Stylianos Ioannis Mimilakis¹ and Konstantinos Drossos²
¹Fraunhofer-IDMT, Ilmenau, Germany
²Tampere University of Technology, Tampere, Finland
Contact: mis [at] idmt.fraunhofer.de
- is_blind: no
- additional_training_data: no
Task: Singing voice separation.
We used the Masker and Denoiser (MaD) architecture presented in the references below. Our method operates on single-channel mixture magnitude spectrograms and yields single-channel estimates for the singing voice. The accompaniment source is estimated by time-domain subtraction. To avoid the computational complexities of the recurrent inference, we introduced to the overall cost a unit matrix norm penalty for the latent representation of the target source time-frequency mask (denoted as "H_j_dec" in our paper). In MDL1 a scalar of 2e-7 is applied to the aforementioned matrix norm. For training we only used the training subset of MUSDB18, without any augmentation, normalisation or dropout. At test time, we applied our method to each available mixture channel independently.

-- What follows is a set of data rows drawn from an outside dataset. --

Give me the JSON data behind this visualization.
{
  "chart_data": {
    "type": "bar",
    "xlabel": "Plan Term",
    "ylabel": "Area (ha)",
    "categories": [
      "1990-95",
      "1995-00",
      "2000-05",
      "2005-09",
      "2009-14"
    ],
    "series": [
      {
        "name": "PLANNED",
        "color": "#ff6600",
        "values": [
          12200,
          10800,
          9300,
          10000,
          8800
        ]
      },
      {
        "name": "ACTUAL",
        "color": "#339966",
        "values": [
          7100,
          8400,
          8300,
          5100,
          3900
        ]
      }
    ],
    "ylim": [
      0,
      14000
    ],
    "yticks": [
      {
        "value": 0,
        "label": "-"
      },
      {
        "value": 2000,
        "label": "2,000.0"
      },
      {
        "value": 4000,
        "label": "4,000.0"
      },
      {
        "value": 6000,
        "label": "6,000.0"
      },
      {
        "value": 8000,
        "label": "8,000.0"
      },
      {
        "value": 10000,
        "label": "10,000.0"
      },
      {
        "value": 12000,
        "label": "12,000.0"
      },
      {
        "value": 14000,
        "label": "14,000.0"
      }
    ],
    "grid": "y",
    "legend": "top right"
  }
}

More details can be found here: https://js-mim.github.io/mss_pytorch/
1 S.I. Mimilakis, K. Drossos, T. Virtanen, and G. Schuller: A recurrent encoder-decoder approach with skip-filtering connections for monaural singing voice separation, in Proc. IEEE International Workshop on Machine Learning for Signal Processing (MLSP), September 2017.
2 S.I. Mimilakis, K. Drossos, J.F. Santos, G. Schuller, T. Virtanen, and Y. Bengio: Monaural singing voice separation with skip-filtering connections and recurrent inference of time-frequency mask, in Proc. IEEE International Conference on Acoustics, Speech and Signal Processing (ICASSP), April 2018.